One of our biggest foreseeable expenses - our child’s education and future - is often the one for which we are least prepared.
“Savvy investors are generally good when it comes to their retirement savings, yet a surprisingly large number don’t put money aside in a similar way for their child’s education and future,” says Gavin Smith, head of deVere Acuma, a global financial advisory firm.
Smith says that many people treat education bills as ad-hoc expenses and are often shocked at the amount, without realising this is something for which they could have easily saved and prepared.
“Due to expenses being more immediate than retirement, many parents just come up with the money as it is demanded. But, saving for education can easily be planned for,” says Smith.
For young parents, the first shock comes when they are aware just how expensive pre-school fees are. It is compounded when they start to realise that there is an incremental increase in fees ahead as their child moves through different levels of education.
“If they haven’t started saving early enough, this can put a major dent in their finances. It’s therefore good to start investing for their children’s future education costs as early as birth,” says Smith.
According to global research by HSBC, 72% of parents of pre-primary school children think they will fund their children’s future university costs through savings, and only 14% think they will rely entirely on day to-day income.
In reality, however, among parents whose children are currently at university, only 53% are using or plan to use saved funds, and 30% are reliant or expect to rely entirely on day-to-day income.
Among those who did not save for their children’s university fees, 52% said they did not have enough money left to do so after paying bills, while 23% said they had just not given it any thought
More than a quarter of parents have taken out a loan or expect to cover university costs, and expect to spend on average 6.7 years repaying the debt after their children have finished their education.
While these statistics do not include South Africa, they do include a number of developing countries. “The situation in South Africa is likely to be worse given our poor savings culture,” says Smith. “Our experience bears this out. People overestimate their ability to save and underestimate the extent of their future financial obligations. This is why it is so important to make sure you are planning for your child’s future.”

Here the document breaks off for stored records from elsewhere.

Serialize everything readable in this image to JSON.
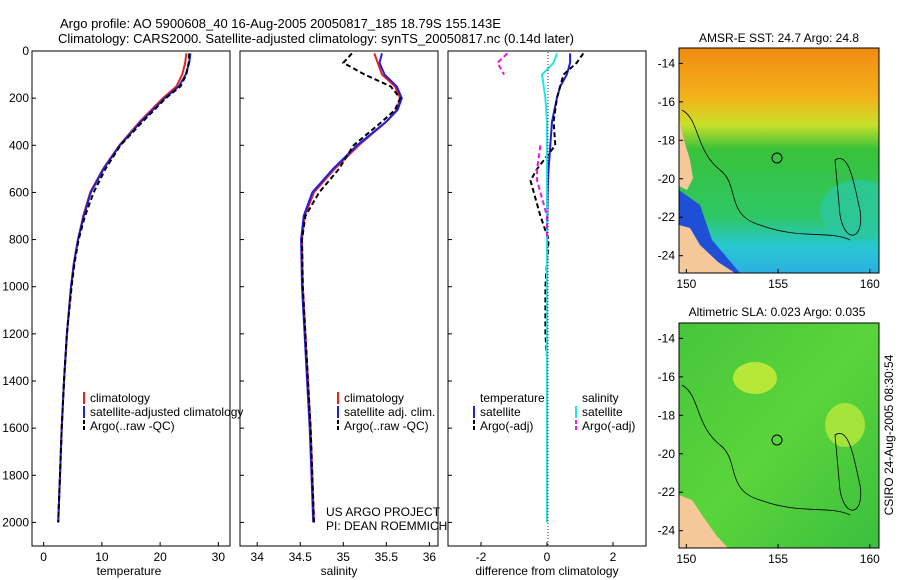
{
  "title": {
    "line1": "Argo profile: AO 5900608_40 16-Aug-2005 20050817_185 18.79S 155.143E",
    "line2": "Climatology: CARS2000. Satellite-adjusted climatology: synTS_20050817.nc (0.14d later)"
  },
  "side_label": "CSIRO 24-Aug-2005 08:30:54",
  "credit": {
    "line1": "US ARGO PROJECT",
    "line2": "PI: DEAN ROEMMICH"
  },
  "colors": {
    "red": "#e8231c",
    "blue": "#1f1fe0",
    "black": "#000000",
    "cyan": "#22e6e6",
    "magenta": "#e619e6",
    "land": "#f5c89a"
  },
  "chart_data": [
    {
      "type": "line",
      "xlabel": "temperature",
      "xlim": [
        -2,
        32
      ],
      "xticks": [
        0,
        10,
        20,
        30
      ],
      "ylim": [
        0,
        2100
      ],
      "yticks": [
        0,
        200,
        400,
        600,
        800,
        1000,
        1200,
        1400,
        1600,
        1800,
        2000
      ],
      "legend": [
        "climatology",
        "satellite-adjusted climatology",
        "Argo(..raw -QC)"
      ],
      "depth": [
        10,
        50,
        100,
        150,
        200,
        300,
        400,
        500,
        600,
        700,
        800,
        900,
        1000,
        1200,
        1400,
        1600,
        1800,
        2000
      ],
      "series": [
        {
          "name": "climatology",
          "color": "red",
          "dash": false,
          "values": [
            24.5,
            24.3,
            23.8,
            22.8,
            20.5,
            16.5,
            13.0,
            10.2,
            8.0,
            6.8,
            5.9,
            5.2,
            4.7,
            4.0,
            3.5,
            3.1,
            2.8,
            2.5
          ]
        },
        {
          "name": "satellite-adjusted climatology",
          "color": "blue",
          "dash": false,
          "values": [
            25.2,
            25.0,
            24.4,
            23.2,
            20.8,
            16.7,
            13.1,
            10.3,
            8.1,
            6.9,
            5.9,
            5.2,
            4.7,
            4.0,
            3.5,
            3.1,
            2.8,
            2.5
          ]
        },
        {
          "name": "Argo(..raw -QC)",
          "color": "black",
          "dash": true,
          "values": [
            25.0,
            24.9,
            24.5,
            23.5,
            21.0,
            17.0,
            13.2,
            10.6,
            8.6,
            7.1,
            6.0,
            5.3,
            4.8,
            4.0,
            3.5,
            3.1,
            2.8,
            2.5
          ]
        }
      ]
    },
    {
      "type": "line",
      "xlabel": "salinity",
      "xlim": [
        33.8,
        36.1
      ],
      "xticks": [
        34,
        34.5,
        35,
        35.5,
        36
      ],
      "ylim": [
        0,
        2100
      ],
      "legend": [
        "climatology",
        "satellite adj. clim.",
        "Argo(..raw -QC)"
      ],
      "depth": [
        10,
        50,
        100,
        150,
        200,
        250,
        300,
        400,
        500,
        600,
        700,
        800,
        1000,
        1200,
        1400,
        1600,
        1800,
        2000
      ],
      "series": [
        {
          "name": "climatology",
          "color": "red",
          "dash": false,
          "values": [
            35.36,
            35.4,
            35.45,
            35.6,
            35.66,
            35.62,
            35.5,
            35.18,
            34.9,
            34.66,
            34.55,
            34.52,
            34.53,
            34.56,
            34.59,
            34.62,
            34.64,
            34.66
          ]
        },
        {
          "name": "satellite adj. clim.",
          "color": "blue",
          "dash": false,
          "values": [
            35.45,
            35.42,
            35.48,
            35.62,
            35.68,
            35.63,
            35.5,
            35.16,
            34.88,
            34.64,
            34.54,
            34.51,
            34.52,
            34.55,
            34.58,
            34.61,
            34.63,
            34.65
          ]
        },
        {
          "name": "Argo(..raw -QC)",
          "color": "black",
          "dash": true,
          "values": [
            35.1,
            35.0,
            35.25,
            35.55,
            35.66,
            35.6,
            35.45,
            35.12,
            34.95,
            34.72,
            34.56,
            34.52,
            34.53,
            34.56,
            34.59,
            34.62,
            34.64,
            34.66
          ]
        }
      ]
    },
    {
      "type": "line",
      "xlabel": "difference from climatology",
      "xlim": [
        -3,
        3
      ],
      "xticks": [
        -2,
        0,
        2
      ],
      "ylim": [
        0,
        2100
      ],
      "legend": [
        "temperature",
        "satellite",
        "Argo(-adj)",
        "salinity",
        "satellite",
        "Argo(-adj)"
      ],
      "depth": [
        10,
        50,
        100,
        150,
        200,
        300,
        400,
        500,
        550,
        600,
        700,
        800,
        1000,
        1200,
        1300,
        1500,
        2000
      ],
      "series": [
        {
          "name": "temperature satellite",
          "color": "blue",
          "dash": false,
          "values": [
            0.7,
            0.7,
            0.6,
            0.4,
            0.3,
            0.15,
            0.1,
            0.05,
            0.03,
            0.02,
            0.01,
            0,
            0,
            0,
            0,
            0,
            0
          ]
        },
        {
          "name": "temperature Argo(-adj)",
          "color": "black",
          "dash": true,
          "values": [
            1.1,
            0.9,
            0.5,
            0.4,
            0.3,
            0.2,
            0.25,
            -0.3,
            -0.5,
            -0.4,
            -0.2,
            0.05,
            -0.05,
            -0.05,
            0,
            0,
            0
          ]
        },
        {
          "name": "salinity satellite",
          "color": "cyan",
          "dash": false,
          "values": [
            0.3,
            0.2,
            -0.15,
            -0.1,
            -0.05,
            0,
            0,
            0,
            0,
            0,
            0,
            0,
            0,
            0,
            0,
            0,
            0
          ]
        },
        {
          "name": "salinity Argo(-adj)",
          "color": "magenta",
          "dash": true,
          "values": [
            -1.2,
            -1.5,
            -1.3,
            null,
            null,
            null,
            -0.2,
            -0.3,
            -0.3,
            -0.2,
            0,
            0,
            null,
            null,
            null,
            null,
            null
          ]
        }
      ]
    },
    {
      "type": "heatmap",
      "title": "AMSR-E SST: 24.7 Argo: 24.8",
      "xticks": [
        150,
        155,
        160
      ],
      "yticks": [
        -14,
        -16,
        -18,
        -20,
        -22,
        -24
      ]
    },
    {
      "type": "heatmap",
      "title": "Altimetric SLA: 0.023 Argo: 0.035",
      "xticks": [
        150,
        155,
        160
      ],
      "yticks": [
        -14,
        -16,
        -18,
        -20,
        -22,
        -24
      ]
    }
  ]
}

“The first step is to start saving regularly by putting monthly payments into a dedicated savings or investment plan designed in consultation with your financial adviser,” Smith explains.
In South Africa in particular, an increasing number of parents opt to send their children to private schools. For those fortunate enough to have their child attend one, they face private education fees that increase on average by 10% per annum (against a CPI increase of 6%) in addition to the base level increase (increase at every new level of the education system).
This puts the total investment figure at R3 million to R4 million required to fund a child through both school and undergraduate education, depending on the institution of course.
“If parents have the ability to save for more, all the better,” says Smith, “to cover significant additional costs like uniforms, textbooks, extramural activities (nearly all are charged for separately), various levies imposed by the school, school tours and transport.”
He says that because of the higher than inflation increases and growing list of extras, most parents cannot simply pay for education without having a savings cushion in place. They need to invest for it, making additional contributions wherever possible.
“For many young people starting off a family, day-to-day living expenses override any ideas of saving,” he adds. “Many spending on more than they should like, expensive cars and furniture.”
Putting money aside for education is far more important at this stage and will ensure that over time, they are in a better financial position overall.
While education is often the overriding preoccupation when parents think of saving for their children, it is equally important that parents ensure their children are looked after should they die, become disabled or are unable to work. “Parents should, as a priority, make sure they have adequate life and disability cover to ensure their children are protected. Your income is your most important means of providing for your children and it needs to be protected as a priority,” Smith says.
Providing for your children financially also means you have to prepare them for their own financial future. “Depending on a parent’s financial position, they should open a savings or investment account for their children so they can learn about saving and get a good start to their own financial wellbeing”, says Smith. “Putting aside just a little each month from when they are young will result in them starting off their own financial journey with a significant advantage.”
“Lastly, parents should make sure their own financial affairs are in order so that their children’s inheritance is easy to locate and distribute should they die,” says Smith.
“Parents should consult a specialist, independent financial adviser early on to ensure that the right strategy is implemented, give them peace of mind that they’re on track to raising the necessary funds to give their child the gift of a perfect education and a solid financial future,” Smith concludes.